I suppose if I knew, there would be nothing to learn, no reason to keep living, and no need for a tomorrow. This is evident though, I am tired from nothing, I am scared of nearly everything, and in the large scheme of life my matter is little.
Why could God not create a way for us to forget or a way for our minds to feel and think absolutely nothing for a time? Of course we sleep, but even then many of us are plagued by the life that seeps in through dreams. Dreams can sometimes be the worst. They scream realities that we fear to speak when awake.
No. Instead we enjoy the moments. We take in the small things. We hold hands with our loved ones, pat our children on the head (those of us who have children, and please note the lack of bitterness there), and block it all out through some means of mind numbing activity. Through all the television watching, ball game attending, drug using, alcohol drinking, sex having, money making, information learning,… the truth of our realities are still there.
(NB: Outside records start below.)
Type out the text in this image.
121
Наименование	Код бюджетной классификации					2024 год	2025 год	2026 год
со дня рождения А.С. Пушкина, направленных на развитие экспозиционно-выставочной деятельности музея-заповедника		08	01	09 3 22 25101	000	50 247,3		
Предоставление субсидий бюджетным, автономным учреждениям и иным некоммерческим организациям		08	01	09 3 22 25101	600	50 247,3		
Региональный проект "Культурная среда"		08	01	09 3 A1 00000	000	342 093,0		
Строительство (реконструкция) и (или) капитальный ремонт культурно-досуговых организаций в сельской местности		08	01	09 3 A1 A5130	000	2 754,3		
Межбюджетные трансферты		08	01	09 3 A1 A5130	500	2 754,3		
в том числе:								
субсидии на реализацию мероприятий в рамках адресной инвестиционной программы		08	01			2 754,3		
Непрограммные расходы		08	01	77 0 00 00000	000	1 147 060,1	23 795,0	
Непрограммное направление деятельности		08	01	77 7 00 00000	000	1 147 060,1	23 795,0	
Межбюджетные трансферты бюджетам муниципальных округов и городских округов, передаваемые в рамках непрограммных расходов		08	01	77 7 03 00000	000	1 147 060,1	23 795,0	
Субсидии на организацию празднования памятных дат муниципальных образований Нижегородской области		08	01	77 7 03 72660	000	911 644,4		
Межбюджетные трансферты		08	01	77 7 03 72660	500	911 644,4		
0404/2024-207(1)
I’m bitter, and a bit broken; and oh so tired of pretending everything is fine when my mind won’t leave me alone. On the same note, I know there are so many people out there today who suffer through this “holiday”. This weekend is much harder for some people, as they have given and sacrificed above and beyond anything asked. Thank you to those who served. Thank you to those who tolerate ridiculous, pointless whining when your heart is actually destroyed. Thank you to the men and women and everyone in between who ask for no recognition but deserve it the most. There exists no accolade, and no words to match your giving. Thank you is what we humans tend to say, and that often encompasses exactly what can’t be said. So thank you.